The ones in my pond at the moment are actually redder than my tank ones which are more gold/orange. Thanks I hope they are ok. If I could afford a big enough tank Id buy it straight up.


----------



## fish_doc (Jan 31, 2005)

The redness is due to the sunlight and natural foods like algae in their diet.


----------



## Huugs (Apr 25, 2005)

I thought it would be something along those lines.
So Fish_Doc do you think my fantail would be ok in a pond with commons?

I forgot to mention he has swimbladder but that only seems to flare up when ive fed too manys days of dry food and is fine after a meal of peas.


----------



## fish_doc (Jan 31, 2005)

Huugs said:


> I thought it would be something along those lines.
> So Fish_Doc do you think my fantail would be ok in a pond with commons?
> 
> I forgot to mention he has swimbladder but that only seems to flare up when ive fed too manys days of dry food and is fine after a meal of peas.
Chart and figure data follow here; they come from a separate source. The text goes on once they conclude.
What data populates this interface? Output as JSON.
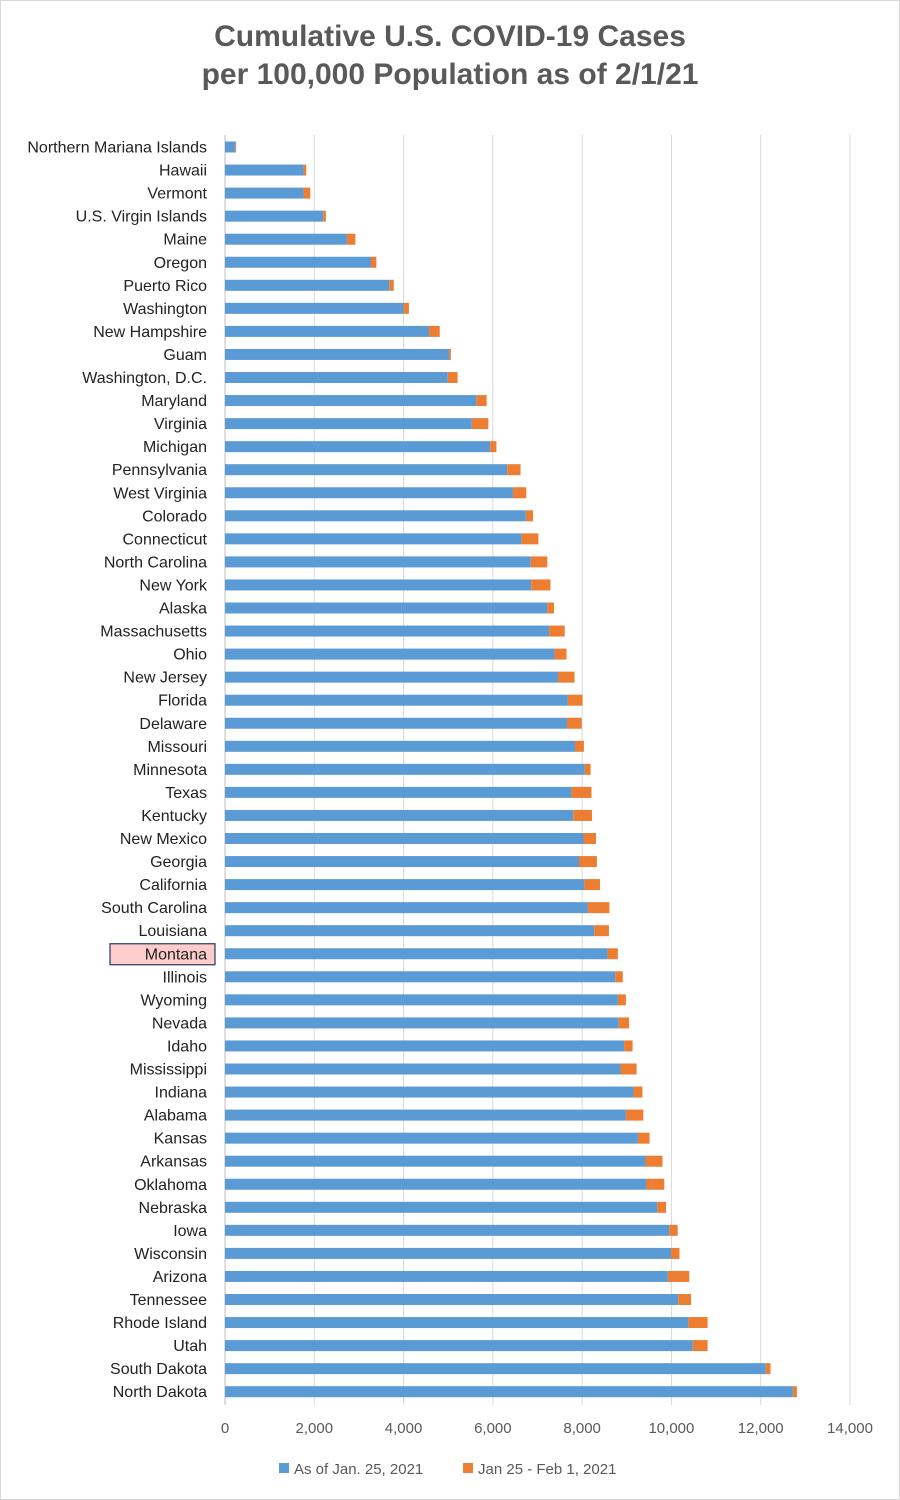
{
  "chart_data": {
    "type": "bar",
    "orientation": "horizontal",
    "stacked": true,
    "title_line1": "Cumulative U.S. COVID-19 Cases",
    "title_line2": "per 100,000 Population as of 2/1/21",
    "highlighted_category": "Montana",
    "xlim": [
      0,
      14000
    ],
    "x_ticks": [
      "0",
      "2,000",
      "4,000",
      "6,000",
      "8,000",
      "10,000",
      "12,000",
      "14,000"
    ],
    "grid": true,
    "legend_position": "bottom",
    "colors": {
      "base": "#5b9bd5",
      "increment": "#ed7d31"
    },
    "categories": [
      "Northern Mariana Islands",
      "Hawaii",
      "Vermont",
      "U.S. Virgin Islands",
      "Maine",
      "Oregon",
      "Puerto Rico",
      "Washington",
      "New Hampshire",
      "Guam",
      "Washington, D.C.",
      "Maryland",
      "Virginia",
      "Michigan",
      "Pennsylvania",
      "West Virginia",
      "Colorado",
      "Connecticut",
      "North Carolina",
      "New York",
      "Alaska",
      "Massachusetts",
      "Ohio",
      "New Jersey",
      "Florida",
      "Delaware",
      "Missouri",
      "Minnesota",
      "Texas",
      "Kentucky",
      "New Mexico",
      "Georgia",
      "California",
      "South Carolina",
      "Louisiana",
      "Montana",
      "Illinois",
      "Wyoming",
      "Nevada",
      "Idaho",
      "Mississippi",
      "Indiana",
      "Alabama",
      "Kansas",
      "Arkansas",
      "Oklahoma",
      "Nebraska",
      "Iowa",
      "Wisconsin",
      "Arizona",
      "Tennessee",
      "Rhode Island",
      "Utah",
      "South Dakota",
      "North Dakota"
    ],
    "series": [
      {
        "name": "As of Jan. 25, 2021",
        "values": [
          230,
          1760,
          1760,
          2200,
          2730,
          3270,
          3680,
          4000,
          4570,
          5020,
          4990,
          5630,
          5530,
          5940,
          6320,
          6450,
          6740,
          6640,
          6850,
          6860,
          7220,
          7260,
          7380,
          7460,
          7680,
          7660,
          7840,
          8060,
          7760,
          7800,
          8030,
          7930,
          8050,
          8130,
          8270,
          8570,
          8740,
          8800,
          8820,
          8940,
          8860,
          9150,
          8980,
          9250,
          9420,
          9440,
          9680,
          9950,
          9990,
          9920,
          10150,
          10380,
          10480,
          12110,
          12720
        ]
      },
      {
        "name": "Jan 25 - Feb 1, 2021",
        "values": [
          20,
          60,
          150,
          60,
          190,
          120,
          100,
          120,
          240,
          40,
          220,
          230,
          370,
          140,
          300,
          300,
          160,
          380,
          370,
          430,
          150,
          350,
          270,
          370,
          330,
          330,
          200,
          130,
          450,
          420,
          280,
          400,
          350,
          480,
          330,
          230,
          170,
          180,
          230,
          190,
          360,
          200,
          390,
          260,
          380,
          400,
          200,
          190,
          190,
          480,
          290,
          430,
          330,
          110,
          90
        ]
      }
    ]
  }
}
He should be fine. I have fancy and comets in the same tank. Just be sure they are close in size so there is no thought of one becomming dinner for the other. Which is somthing you would have to do even if they were all the same type of goldfish. and on the side keep a eye on him for digestive problems and they should be fine.


----------



## aquariumfishguy (Jan 18, 2005)

Wow this is old... but I have to reply! What size is the pond? In a pond setting where seasonal changes creates some natural (healthy) aggression in Goldfish... usually due to spawning, you have to have hiding places and room for the other - slower - fish to get out of the way. Plants and shade help with this, so be sure to have plenty. Also, many people believe fancy's are best suited indoors because they do tend to survive better away from harsh winter temperatures... however, you living in the UK, probably don't get really harsh winters like we do in much of the United States. So, I'd say you are safe!


----------



## mr.dark-saint (Aug 16, 2005)

So I was at the local shops over the weekend and I happened to wander in to one of those chain pet shops. Since most of them don't seem to know much but they give you 2 weeks to kill the fish. Anyways I saw a nice Lion Head with no dorsal fin reminents and nice gold colour (would've liked a little larger tail fin but all in all a nice fish). Then came along a nice red/white Ryukin with a nice fins (no bends or kinks). Also picked up a nice Calico Fantail, all of them were smaller than their tank mates but I went with quality (or at least the ones thet looked better than their counter parts). 

They're doing fine in the 300 gallon free standing horse trough (the grey Rubbermaid) with a bit of duck weed and hyacinths. Getting along with saved feeders of Shabukin decent as well as first cull kois. I think the reason why most people might tell you the fan tails and their likes don't do well with comets and single tailed cousins is that they're not built to swim (very well). As long as the fast swimmers are first fed and keeping consideration of the wobblies will take longer to reach surface (just take the few extra minuets feeding) just get to enjoy them longer.


----------